Folha de S. Paulo


A geleia

RIO DE JANEIRO - Há duas semanas que não escrevo neste diário. E, pensando bem, já é hora de encerrá-lo. Comecei a escrevê-lo quando estava à espera de um acontecimento que realmente aconteceu. Agora, até o diário perdeu o significado. E cria uma inquietação, é perigoso. Vou encerrá-lo, talvez destruí-lo.

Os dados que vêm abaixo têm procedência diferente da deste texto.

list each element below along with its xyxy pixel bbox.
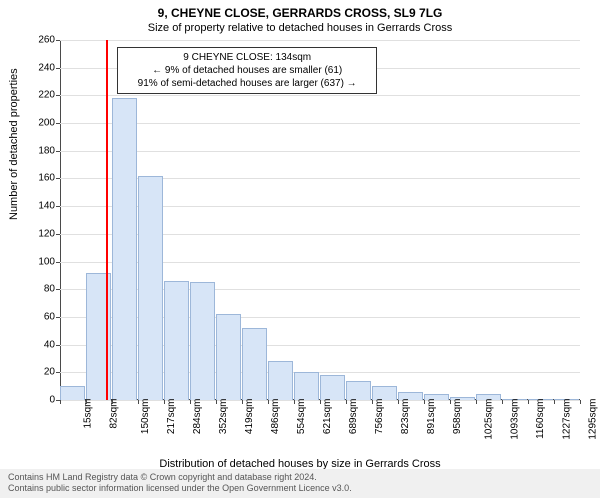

O mais curioso é que até suspeito que estou grávida. Acreditei num troço chamado diisobuteilfenoxipolietoxietanol associado ao ácido benzoico e ao ácido ricinoleico. Decorei os nomes, de tanto lê-los na bula daquela geleia anticoncepcional que Marcelo me fez comprar. Bem que eu argumentei a favor das pílulas, mas ele me garantiu que a geleia era melhor. Afinal, com a experiência dele, deve entender melhor do que eu desses babados.

Henrique continuará pensando que eu tomo as pílulas –que, na realidade, me fazem mal, me deixam nervosa e, às vezes, chegam a me dar tonteiras. Há um mês que uso a geleia, e Henrique de nada desconfiou. Hoje, quando voltei do colégio com os garotos, passei na farmácia e comprei novo tubo da maravilhosa geleia recomendada por Marcelo.

O fato é que estou grávida, vou ter um filho que não queria. A geleia de nada adiantou, ou fui eu que não soube usá-la. Henrique ficará aborrecido com tudo isso, não só pelo filho que ele não deseja, mas pelo fato de eu ter abolido as pílulas sem avisá-lo.

Explicarei a ele, logo mais, na hora de deitar. Não deve saber o que é diisobuteilfenoxipolietoxietanol. Nem eu. O fato é que nos dias incertos do mês passado, tivemos relações normais, Henrique crente que eu havia tomado as pílulas, e eu crente que a geleia de Marcelo era mesmo eficaz.

O pior de tudo é que, justo naqueles dias do mês passado eu estava com Marcelo, em Búzios, passando o melhor fim de semana da minha vida.